In March 2018, Bank of Montreal began blocking its debit and credit cards and online service from processing cryptocurrency-based transactions, citing the “volatile nature of cryptocurrencies”. The fact that it made this move despite agreeing to service a new cryptocurrency exchange opened by the owner of the Toronto Stock Exchange casts doubt on the credibility of its explanation.
Similarly, Barclays accepted Coinbase, the leading American cryptocurrency exchange, as a customer in March.
Snaith said to iNews: “I’ll never be able to bank with Barclays again. I’m a professional business owner taking advantage of new financial technologies and it looks like the banks are failing to keep up with their customers’ habits…The message is clear: your funds are not yours.”
In September, 50cycles will launch a bicycle called ‘Toba’ that generates cryptocurrency as you ride it. Specifically, around £20 will be made for every 1,000 miles cycled, denominated in a token called LoyalCoin.
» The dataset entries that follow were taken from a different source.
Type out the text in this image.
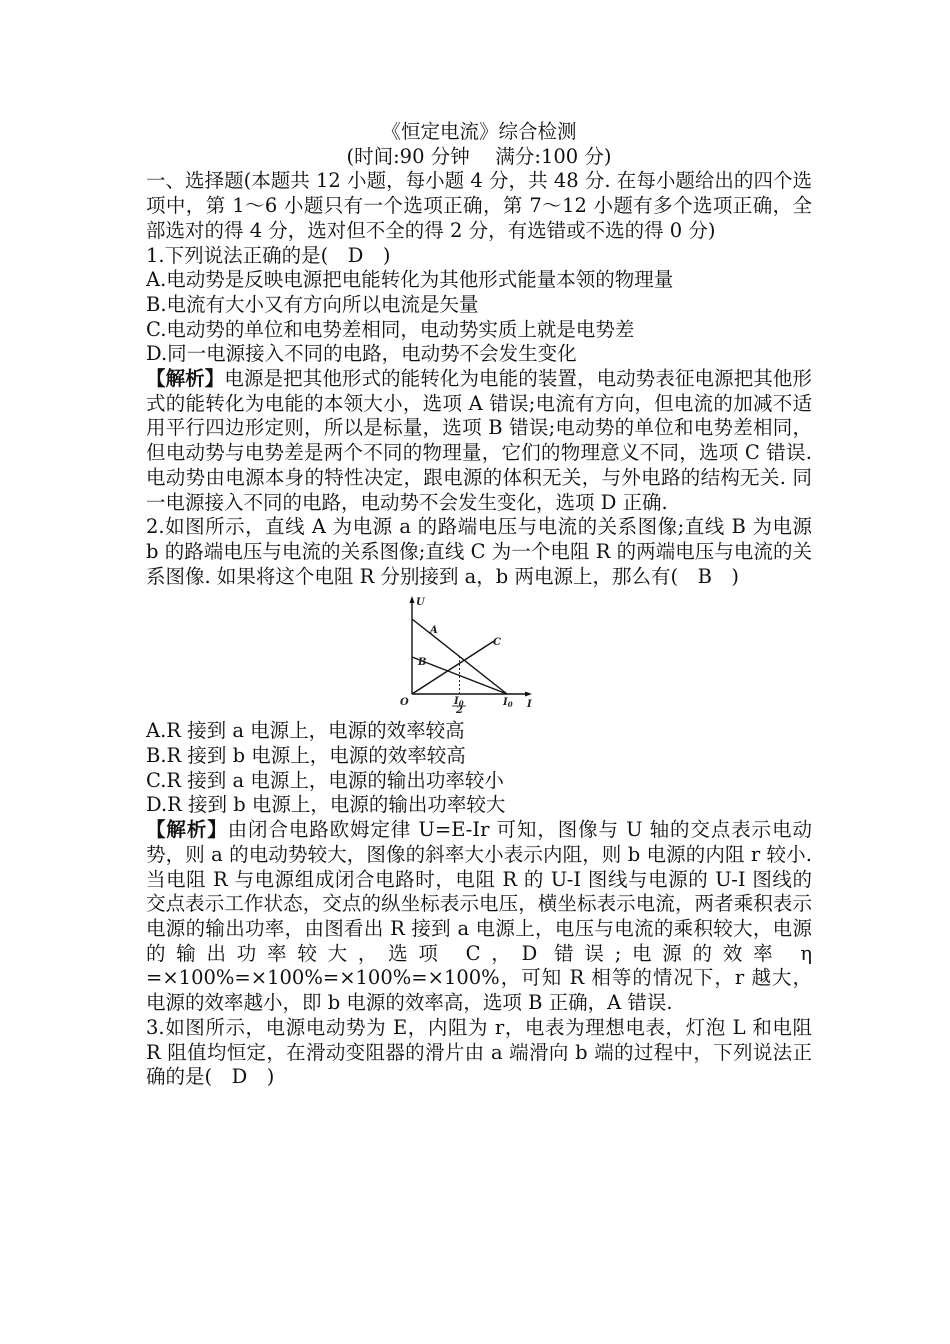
《恒定电流》综合检测

(时间:90 分钟　 满分:100 分)

一、选择题(本题共 12 小题，每小题 4 分，共 48 分. 在每小题给出的四个选项中，第 1～6 小题只有一个选项正确，第 7～12 小题有多个选项正确，全部选对的得 4 分，选对但不全的得 2 分，有选错或不选的得 0 分)

1.下列说法正确的是( D )

A.电动势是反映电源把电能转化为其他形式能量本领的物理量

B.电流有大小又有方向所以电流是矢量

C.电动势的单位和电势差相同，电动势实质上就是电势差

D.同一电源接入不同的电路，电动势不会发生变化

【解析】电源是把其他形式的能转化为电能的装置，电动势表征电源把其他形式的能转化为电能的本领大小，选项 A 错误;电流有方向，但电流的加减不适用平行四边形定则，所以是标量，选项 B 错误;电动势的单位和电势差相同，但电动势与电势差是两个不同的物理量，它们的物理意义不同，选项 C 错误. 电动势由电源本身的特性决定，跟电源的体积无关，与外电路的结构无关. 同一电源接入不同的电路，电动势不会发生变化，选项 D 正确.

2.如图所示，直线 A 为电源 a 的路端电压与电流的关系图像;直线 B 为电源 b 的路端电压与电流的关系图像;直线 C 为一个电阻 R 的两端电压与电流的关系图像. 如果将这个电阻 R 分别接到 a，b 两电源上，那么有( B )

U
I
O
A
B
C
$I_0$
$I_0$
2

A.R 接到 a 电源上，电源的效率较高

B.R 接到 b 电源上，电源的效率较高

C.R 接到 a 电源上，电源的输出功率较小

D.R 接到 b 电源上，电源的输出功率较大

【解析】由闭合电路欧姆定律 U=E-Ir 可知，图像与 U 轴的交点表示电动势，则 a 的电动势较大，图像的斜率大小表示内阻，则 b 电源的内阻 r 较小. 当电阻 R 与电源组成闭合电路时，电阻 R 的 U-I 图线与电源的 U-I 图线的交点表示工作状态，交点的纵坐标表示电压，横坐标表示电流，两者乘积表示电源的输出功率，由图看出 R 接到 a 电源上，电压与电流的乘积较大，电源的输出功率较大，选项 C，D 错误;电源的效率 η =×100%=×100%=×100%=×100%，可知 R 相等的情况下，r 越大，电源的效率越小，即 b 电源的效率高，选项 B 正确，A 错误.

3.如图所示，电源电动势为 E，内阻为 r，电表为理想电表，灯泡 L 和电阻 R 阻值均恒定，在滑动变阻器的滑片由 a 端滑向 b 端的过程中，下列说法正确的是( D )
Snaith told Cycling Industry News: “At the moment we are working with LoyalCoin to reward our customers but eventually the TOBA bikes will have their own digital coin which will become one of thousands of currencies of the future, and the TOBA will allow riders to become an integral part of its growth…It is a way of rewarding our customers and riders who are fully-committed to green transportation.”